Grève du 4 mai 2026 : certains laboratoires d’analyses seront fermés, un impact potentiel sur vos analyses médicales
Le 4 mai, les patients qui se rendront dans leur laboratoire d’analyses de proximité pourraient découvrir un panneau indiquant « service minimum ». Après les mouvements de 2022 et 2024, c’est cette fois l’ensemble des salariés des laboratoires de biologie médicale de ville qui appellent à la grève.
Agents d’accueil, techniciens, secrétaires, coursiers ou personnels d’entretien expriment leur mécontentement face à une situation devenue critique dans un secteur clé pour le système de santé.
Ce mouvement a été lancé le 15 avril par plusieurs syndicats représentant les salariés des laboratoires de biologie médicale hors hôpital. Ils annoncent une mobilisation « sur l’ensemble du territoire ».
Les syndicats dénoncent l’absence de revalorisation salariale depuis janvier 2024, ainsi que la détérioration continue des conditions de travail. Ce mouvement s’inscrit aussi dans un contexte de transformations profondes des laboratoires de ville qui durent depuis une quinzaine d’années.
Ce qui est prévu pour la journée de grève
Le préavis de grève concerne tous les laboratoires de biologie médicale en ville, distincts des services hospitaliers publics.
Concrètement, tous les métiers non médicaux, notamment dans les plateaux techniques et les centres de prélèvement, sont concernés. Les syndicats évoquent la possibilité d’une grève reconductible si les négociations n’aboutissent pas, ce qui pourrait entraîner des fermetures partielles ou des retards dans le traitement des analyses non urgentes.
Les syndicats lancent un appel à alerter sur la situation : ils dénoncent la « destruction du service aux patients », la dégradation des conditions de travail et la faiblesse des salaires dans ces laboratoires, selon un communiqué relayé par Midi Libre.
Une revendication centrale : les salaires et les conditions de travail
Au cœur de la contestation, la question des rémunérations revient régulièrement. La Fédération nationale des industries chimiques CGT indique que « les trois quarts des salariés (agents d’entretien, coursiers, agents d’accueil, assistants administratifs…) sont payés au SMIC ou juste au-dessus ».

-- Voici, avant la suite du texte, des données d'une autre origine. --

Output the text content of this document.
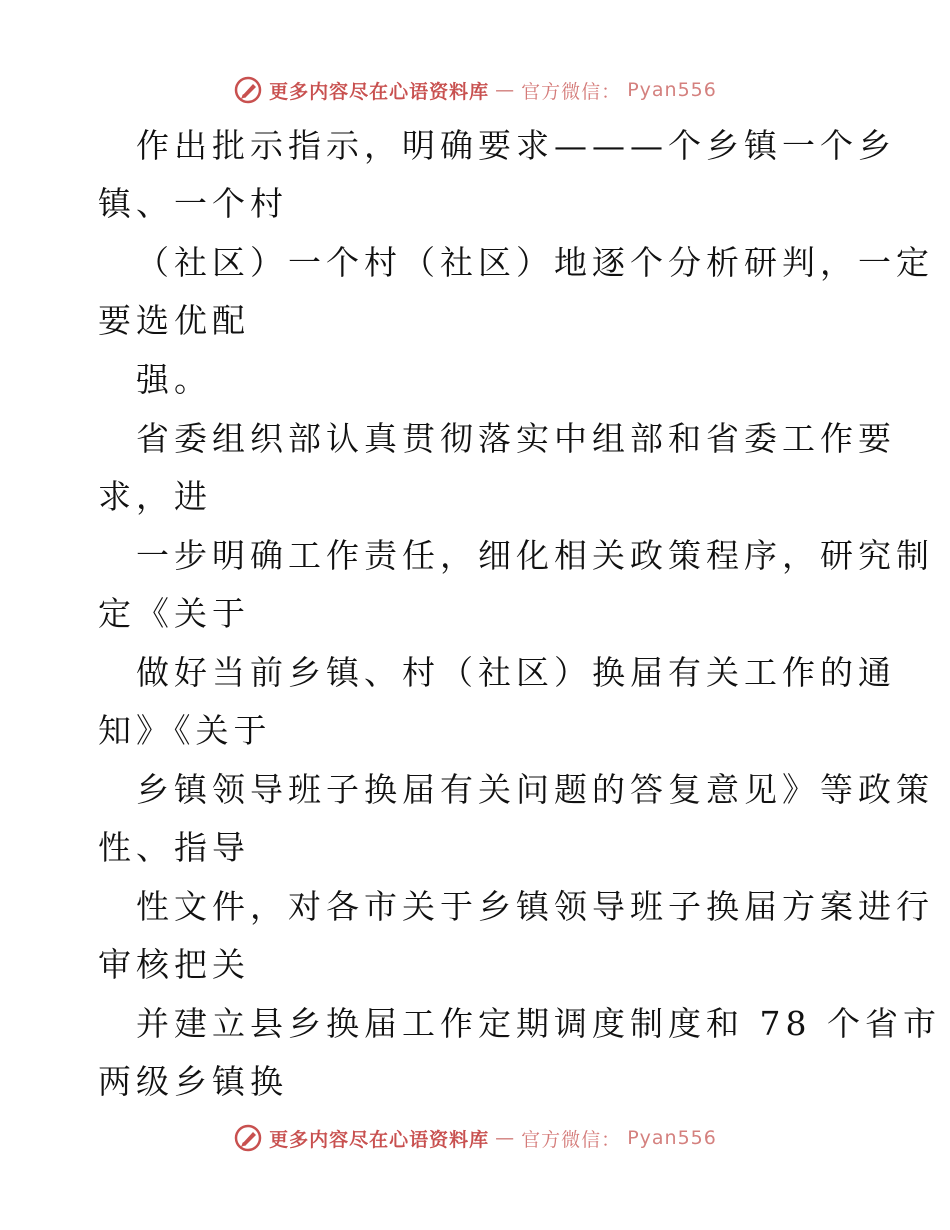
更多内容尽在心语资料库 — 官方微信： Pyan556
作出批示指示，明确要求———个乡镇一个乡
镇、一个村
（社区）一个村（社区）地逐个分析研判，一定
要选优配
强。
省委组织部认真贯彻落实中组部和省委工作要
求，进
一步明确工作责任，细化相关政策程序，研究制
定《关于
做好当前乡镇、村（社区）换届有关工作的通
知》《关于
乡镇领导班子换届有关问题的答复意见》等政策
性、指导
性文件，对各市关于乡镇领导班子换届方案进行
审核把关
并建立县乡换届工作定期调度制度和 78 个省市
两级乡镇换
更多内容尽在心语资料库 — 官方微信： Pyan556
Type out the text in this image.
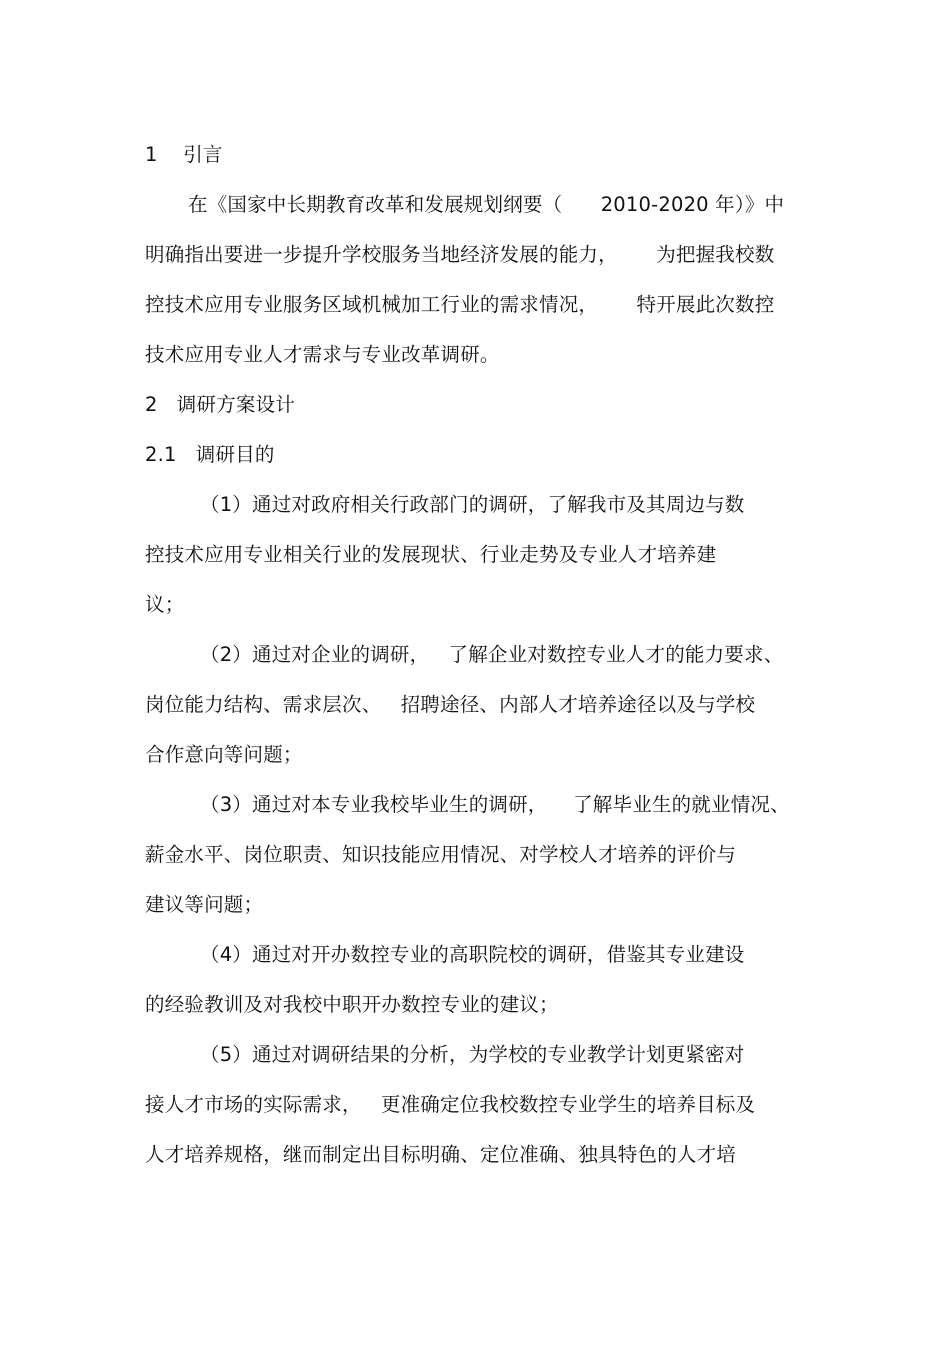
1    引言
在《国家中长期教育改革和发展规划纲要（      2010-2020 年）》中
明确指出要进一步提升学校服务当地经济发展的能力，      为把握我校数
控技术应用专业服务区域机械加工行业的需求情况，      特开展此次数控
技术应用专业人才需求与专业改革调研。
2   调研方案设计
2.1   调研目的
（1）通过对政府相关行政部门的调研，了解我市及其周边与数
控技术应用专业相关行业的发展现状、行业走势及专业人才培养建
议；
（2）通过对企业的调研，   了解企业对数控专业人才的能力要求、
岗位能力结构、需求层次、   招聘途径、内部人才培养途径以及与学校
合作意向等问题；
（3）通过对本专业我校毕业生的调研，    了解毕业生的就业情况、
薪金水平、岗位职责、知识技能应用情况、对学校人才培养的评价与
建议等问题；
（4）通过对开办数控专业的高职院校的调研，借鉴其专业建设
的经验教训及对我校中职开办数控专业的建议；
（5）通过对调研结果的分析，为学校的专业教学计划更紧密对
接人才市场的实际需求，   更准确定位我校数控专业学生的培养目标及
人才培养规格，继而制定出目标明确、定位准确、独具特色的人才培
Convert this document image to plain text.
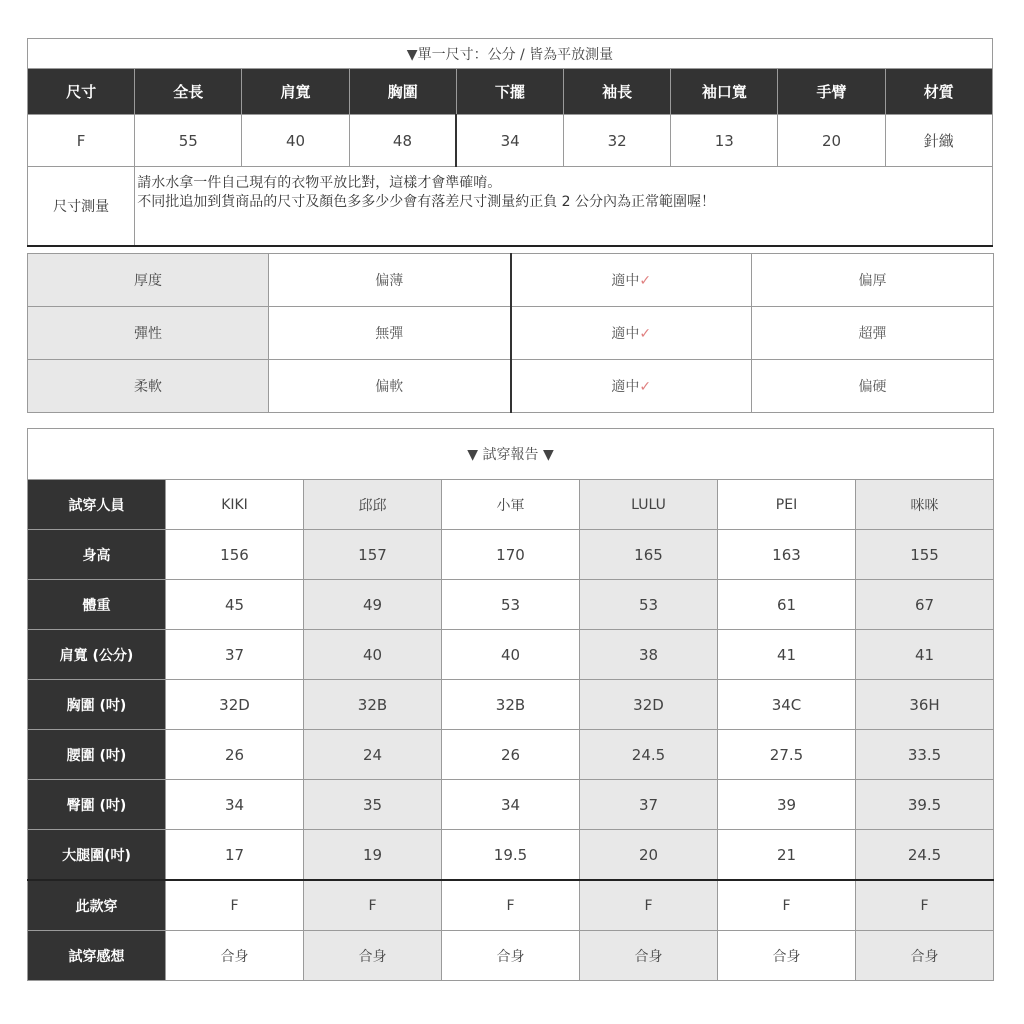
▼單一尺寸：公分 / 皆為平放測量								
尺寸	全長	肩寬	胸圍	下擺	袖長	袖口寬	手臂	材質
F	55	40	48	34	32	13	20	針織
尺寸測量	請水水拿一件自己現有的衣物平放比對，這樣才會準確唷。
不同批追加到貨商品的尺寸及顏色多多少少會有落差尺寸測量約正負 2 公分內為正常範圍喔！							
厚度	偏薄	適中✓	偏厚
彈性	無彈	適中✓	超彈
柔軟	偏軟	適中✓	偏硬
▼ 試穿報告 ▼						
試穿人員	KIKI	邱邱	小軍	LULU	PEI	咪咪
身高	156	157	170	165	163	155
體重	45	49	53	53	61	67
肩寬 (公分)	37	40	40	38	41	41
胸圍 (吋)	32D	32B	32B	32D	34C	36H
腰圍 (吋)	26	24	26	24.5	27.5	33.5
臀圍 (吋)	34	35	34	37	39	39.5
大腿圍(吋)	17	19	19.5	20	21	24.5
此款穿	F	F	F	F	F	F
試穿感想	合身	合身	合身	合身	合身	合身
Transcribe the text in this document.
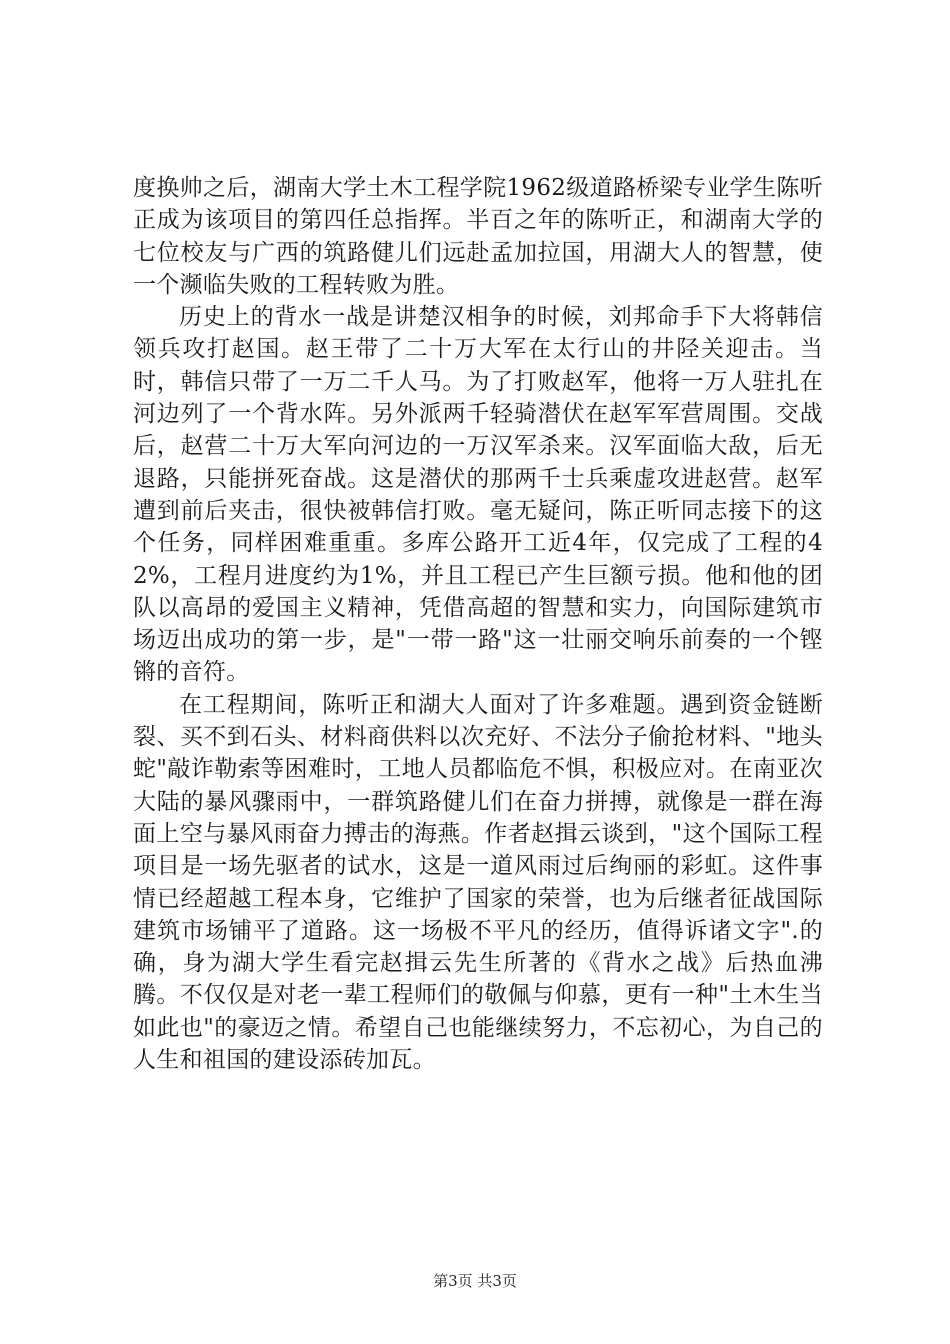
度换帅之后，湖南大学土木工程学院1962级道路桥梁专业学生陈听正成为该项目的第四任总指挥。半百之年的陈听正，和湖南大学的七位校友与广西的筑路健儿们远赴孟加拉国，用湖大人的智慧，使一个濒临失败的工程转败为胜。

历史上的背水一战是讲楚汉相争的时候，刘邦命手下大将韩信领兵攻打赵国。赵王带了二十万大军在太行山的井陉关迎击。当时，韩信只带了一万二千人马。为了打败赵军，他将一万人驻扎在河边列了一个背水阵。另外派两千轻骑潜伏在赵军军营周围。交战后，赵营二十万大军向河边的一万汉军杀来。汉军面临大敌，后无退路，只能拼死奋战。这是潜伏的那两千士兵乘虚攻进赵营。赵军遭到前后夹击，很快被韩信打败。毫无疑问，陈正听同志接下的这个任务，同样困难重重。多库公路开工近4年，仅完成了工程的42%，工程月进度约为1%，并且工程已产生巨额亏损。他和他的团队以高昂的爱国主义精神，凭借高超的智慧和实力，向国际建筑市场迈出成功的第一步，是"一带一路"这一壮丽交响乐前奏的一个铿锵的音符。

在工程期间，陈听正和湖大人面对了许多难题。遇到资金链断裂、买不到石头、材料商供料以次充好、不法分子偷抢材料、"地头蛇"敲诈勒索等困难时，工地人员都临危不惧，积极应对。在南亚次大陆的暴风骤雨中，一群筑路健儿们在奋力拼搏，就像是一群在海面上空与暴风雨奋力搏击的海燕。作者赵揖云谈到，"这个国际工程项目是一场先驱者的试水，这是一道风雨过后绚丽的彩虹。这件事情已经超越工程本身，它维护了国家的荣誉，也为后继者征战国际建筑市场铺平了道路。这一场极不平凡的经历，值得诉诸文字".的确，身为湖大学生看完赵揖云先生所著的《背水之战》后热血沸腾。不仅仅是对老一辈工程师们的敬佩与仰慕，更有一种"土木生当如此也"的豪迈之情。希望自己也能继续努力，不忘初心，为自己的人生和祖国的建设添砖加瓦。

第3页 共3页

Elle souligne aussi qu’aucune revalorisation n’a été accordée depuis janvier 2024. La dernière augmentation générale, de 3 %, a été absorbée par l’inflation, et plusieurs coefficients de la grille salariale restent même en dessous du SMIC.
Les syndicats dénoncent une « financiarisation » du secteur, se traduisant par une charge de travail en hausse, des mobilités imposées, des suppressions de postes et des politiques managériales dégradantes. Sur le terrain, cela se traduit par moins de personnel, des tâches plus polyvalentes, des déplacements fréquents entre sites et des horaires étendus. Beaucoup de salariés craignent de faire des erreurs ou d’avoir une relation dégradée avec les patients faute de temps.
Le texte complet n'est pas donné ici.